White bean extract shows enormous potential for preventing the blood sugar and insulin spikes associated with many chronic health disorders (Preuss 2007). Slowing starch digestion prolongs the amount of time it takes for the stomach to empty its contents, reducing the amount of carbohydrate calories released at any one time into the intestine (Layer 1986).
White bean extracts operate along numerous overlapping pathways in multiple, related physiological systems. Laboratory research shows that supplementation with white bean extract promotes weight loss in obese animals, with dramatic reduction in fat accumulation without loss of muscle mass (Santoro 1997; Pusztai 1998). Plasma insulin levels also dropped substantially following a high-carbohydrate meal including white bean extract in pre-clinical studies, reflecting a much more gradual rise in blood sugar levels (Pusztai 1998).
Extracts from kelp (Ascophyllum nodosum) and bladderwrack (Fucus vesiculosus) have been demonstrated to inhibit the activity of the digestive enzymes alpha-amylase and alpha-glucosidase (Paradis 2011).

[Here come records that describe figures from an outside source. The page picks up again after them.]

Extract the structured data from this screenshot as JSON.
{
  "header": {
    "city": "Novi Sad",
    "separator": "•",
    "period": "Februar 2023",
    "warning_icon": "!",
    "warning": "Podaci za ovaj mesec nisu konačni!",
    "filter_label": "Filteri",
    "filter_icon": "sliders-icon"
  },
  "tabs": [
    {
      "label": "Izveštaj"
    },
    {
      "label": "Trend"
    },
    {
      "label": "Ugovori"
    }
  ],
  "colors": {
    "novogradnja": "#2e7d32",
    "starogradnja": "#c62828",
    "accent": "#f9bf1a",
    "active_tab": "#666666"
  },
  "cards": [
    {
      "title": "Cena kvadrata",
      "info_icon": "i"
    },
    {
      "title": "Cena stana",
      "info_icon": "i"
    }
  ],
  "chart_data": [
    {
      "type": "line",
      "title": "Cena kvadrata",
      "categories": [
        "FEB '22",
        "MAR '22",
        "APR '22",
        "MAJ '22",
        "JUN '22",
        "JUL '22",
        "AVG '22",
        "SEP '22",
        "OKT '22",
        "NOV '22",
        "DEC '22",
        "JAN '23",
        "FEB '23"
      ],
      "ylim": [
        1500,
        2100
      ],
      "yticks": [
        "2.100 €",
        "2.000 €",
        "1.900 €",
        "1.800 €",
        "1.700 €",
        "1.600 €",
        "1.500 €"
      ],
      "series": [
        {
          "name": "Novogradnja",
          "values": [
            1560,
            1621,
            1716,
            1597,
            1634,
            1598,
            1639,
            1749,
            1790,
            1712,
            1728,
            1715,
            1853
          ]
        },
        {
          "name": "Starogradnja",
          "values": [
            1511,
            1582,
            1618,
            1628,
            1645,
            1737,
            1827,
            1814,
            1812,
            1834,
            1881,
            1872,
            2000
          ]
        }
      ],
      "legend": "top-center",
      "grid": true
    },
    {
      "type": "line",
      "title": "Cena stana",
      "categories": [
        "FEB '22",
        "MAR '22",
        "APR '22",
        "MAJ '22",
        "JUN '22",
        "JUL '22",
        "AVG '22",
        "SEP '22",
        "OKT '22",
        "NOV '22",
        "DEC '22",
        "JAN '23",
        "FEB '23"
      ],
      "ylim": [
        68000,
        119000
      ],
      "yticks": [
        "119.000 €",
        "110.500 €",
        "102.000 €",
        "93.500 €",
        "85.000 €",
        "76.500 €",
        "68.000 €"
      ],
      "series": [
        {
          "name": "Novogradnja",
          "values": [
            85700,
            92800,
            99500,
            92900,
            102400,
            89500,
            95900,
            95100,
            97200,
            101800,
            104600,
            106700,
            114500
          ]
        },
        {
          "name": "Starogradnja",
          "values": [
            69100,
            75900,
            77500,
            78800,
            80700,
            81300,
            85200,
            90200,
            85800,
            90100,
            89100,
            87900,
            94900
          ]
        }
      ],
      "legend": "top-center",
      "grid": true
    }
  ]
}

Inhibition of these enzymes interferes with the digestion of dietary starches and may reduce or slow the absorption of high glycemic carbohydrates (Preuss 2009).
Sucrose (table sugar) is composed of 2 simple sugar molecules, glucose and fructose. It is poorly absorbed in the intestine in this form. In order to be utilized, it must first be broken down by the digestive enzyme sucrase. Blocking the enzymatic action of sucrase therefore reduces uptake of sucrose. Researchers have identified a potent sucrase inhibitor called L-arabinose. L-arabinose, an indigestible plant compound, cannot be absorbed into the blood. Instead, it remains in the digestive tract and is eventually excreted (Seri 1996; Osaki 2001). By blocking the metabolism of sucrose, L-arabinose inhibits the spike in blood sugar and fat synthesis that would otherwise follow a sugar-rich meal (Osaki 2001).